Actions are 3-tuples of floats in the range [-1,+1] describing commands to move the aircraft's control surfaces (ailerons, elevator, rudder):

(name='fcs/aileron-cmd-norm', description='aileron commanded position, normalised', min=-1.0, max=1.0)
(name='fcs/elevator-cmd-norm', description='elevator commanded position, normalised', min=-1.0, max=1.0)
(name='fcs/rudder-cmd-norm', description='rudder commanded position, normalised', min=-1.0, max=1.0)

Other Materials

  • Gym-JSBSim was created for my MSc dissertation, which can be accessed here.
  • A video montage of trained agent behaviour is available here.
  • jrjbertram has a fork here with Docker and openAI Baselines integration

Limitations / FYI

  • Limitations in JSBSim restrict you to one JSBSim instance per process. Therefore parallelising Gym JSBSim environments requires you to use multiprocessing, rather than multithreading.

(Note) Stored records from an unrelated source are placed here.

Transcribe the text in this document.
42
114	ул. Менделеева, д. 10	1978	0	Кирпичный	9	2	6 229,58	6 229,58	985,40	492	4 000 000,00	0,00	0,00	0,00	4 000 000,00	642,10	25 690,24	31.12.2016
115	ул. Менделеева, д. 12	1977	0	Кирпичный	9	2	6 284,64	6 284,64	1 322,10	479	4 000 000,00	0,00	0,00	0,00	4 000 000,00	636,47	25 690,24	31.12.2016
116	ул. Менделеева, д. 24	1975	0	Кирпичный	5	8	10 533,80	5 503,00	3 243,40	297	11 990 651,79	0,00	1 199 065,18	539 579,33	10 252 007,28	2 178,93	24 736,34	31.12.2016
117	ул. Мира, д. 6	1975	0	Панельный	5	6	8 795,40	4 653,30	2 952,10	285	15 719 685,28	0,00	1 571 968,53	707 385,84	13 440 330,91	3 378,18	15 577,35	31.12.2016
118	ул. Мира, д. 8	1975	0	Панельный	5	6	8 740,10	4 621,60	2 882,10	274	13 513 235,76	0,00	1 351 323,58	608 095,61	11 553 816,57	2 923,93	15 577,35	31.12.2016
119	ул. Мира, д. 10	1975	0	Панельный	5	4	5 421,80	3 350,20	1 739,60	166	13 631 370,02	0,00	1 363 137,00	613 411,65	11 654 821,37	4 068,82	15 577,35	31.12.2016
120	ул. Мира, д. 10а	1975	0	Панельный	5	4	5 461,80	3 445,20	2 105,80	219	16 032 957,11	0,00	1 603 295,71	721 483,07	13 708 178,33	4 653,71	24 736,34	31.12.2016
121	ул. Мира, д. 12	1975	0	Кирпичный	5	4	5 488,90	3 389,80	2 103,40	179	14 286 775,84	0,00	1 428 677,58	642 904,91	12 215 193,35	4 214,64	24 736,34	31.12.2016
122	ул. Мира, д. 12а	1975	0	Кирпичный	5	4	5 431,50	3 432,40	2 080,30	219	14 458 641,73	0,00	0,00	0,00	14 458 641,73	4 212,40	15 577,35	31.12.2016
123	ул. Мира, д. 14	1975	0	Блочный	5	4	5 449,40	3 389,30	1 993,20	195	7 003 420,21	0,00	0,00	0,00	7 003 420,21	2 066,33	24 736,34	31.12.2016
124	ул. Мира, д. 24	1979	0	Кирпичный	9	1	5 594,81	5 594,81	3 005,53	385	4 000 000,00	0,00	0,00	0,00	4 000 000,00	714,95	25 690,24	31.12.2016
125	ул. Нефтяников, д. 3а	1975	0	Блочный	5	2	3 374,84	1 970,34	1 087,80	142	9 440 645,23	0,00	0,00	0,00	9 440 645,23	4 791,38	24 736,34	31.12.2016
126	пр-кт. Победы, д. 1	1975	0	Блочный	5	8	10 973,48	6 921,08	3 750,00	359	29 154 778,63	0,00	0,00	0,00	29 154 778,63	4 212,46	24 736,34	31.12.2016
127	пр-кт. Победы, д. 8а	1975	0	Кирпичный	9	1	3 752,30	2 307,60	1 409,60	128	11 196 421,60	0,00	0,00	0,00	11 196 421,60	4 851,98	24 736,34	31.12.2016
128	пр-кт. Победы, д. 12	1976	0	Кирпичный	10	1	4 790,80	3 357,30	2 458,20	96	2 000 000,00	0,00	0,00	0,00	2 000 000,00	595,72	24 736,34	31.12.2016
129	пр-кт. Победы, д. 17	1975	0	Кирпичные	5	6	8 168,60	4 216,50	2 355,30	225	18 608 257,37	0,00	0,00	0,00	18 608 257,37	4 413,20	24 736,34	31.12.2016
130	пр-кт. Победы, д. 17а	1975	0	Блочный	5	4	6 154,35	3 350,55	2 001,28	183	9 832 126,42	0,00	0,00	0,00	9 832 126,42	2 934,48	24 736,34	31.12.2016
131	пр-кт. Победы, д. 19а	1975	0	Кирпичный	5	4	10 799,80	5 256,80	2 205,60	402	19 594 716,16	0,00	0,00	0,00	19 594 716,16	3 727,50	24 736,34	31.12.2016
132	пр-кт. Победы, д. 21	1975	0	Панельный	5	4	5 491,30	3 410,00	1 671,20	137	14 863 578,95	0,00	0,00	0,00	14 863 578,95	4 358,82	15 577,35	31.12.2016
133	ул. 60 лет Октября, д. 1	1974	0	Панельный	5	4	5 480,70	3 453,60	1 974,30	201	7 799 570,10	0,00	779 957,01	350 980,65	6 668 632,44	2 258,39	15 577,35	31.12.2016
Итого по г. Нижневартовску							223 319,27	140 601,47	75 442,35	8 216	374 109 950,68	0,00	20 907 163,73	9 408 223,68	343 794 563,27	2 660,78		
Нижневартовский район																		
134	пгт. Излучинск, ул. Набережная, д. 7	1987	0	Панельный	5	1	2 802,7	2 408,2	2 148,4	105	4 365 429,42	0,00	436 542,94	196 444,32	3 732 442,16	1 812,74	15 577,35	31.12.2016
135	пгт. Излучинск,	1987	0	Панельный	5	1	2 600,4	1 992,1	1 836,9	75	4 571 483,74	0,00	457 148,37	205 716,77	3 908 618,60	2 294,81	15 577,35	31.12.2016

JSBSim removed this limitation.
  • Gym-JSBSim has some relatively sophisticated reward shaping capabilities. I embarked on reward shaping when my agents weren't learning... turns out I had simply turned off an undocumented but essential flag in my RL agent library's hyperparameters which basically turned off learning. In the end, my results showed that my principled and well-intentioned reward shaping efforts had no improvement over the "STANDARD" reward setting. Such is life :-)
  • The FlightTask classes rely heavily on inheritance and overriding methods for correct behaviour... a "favour composition over inheritance" would have been better. But hey, it was documented.
  • I had to add a voodoo pause to the FlightGear visualisation code, otherwise it could hang during start-up. It's probably pretty brittle as a result.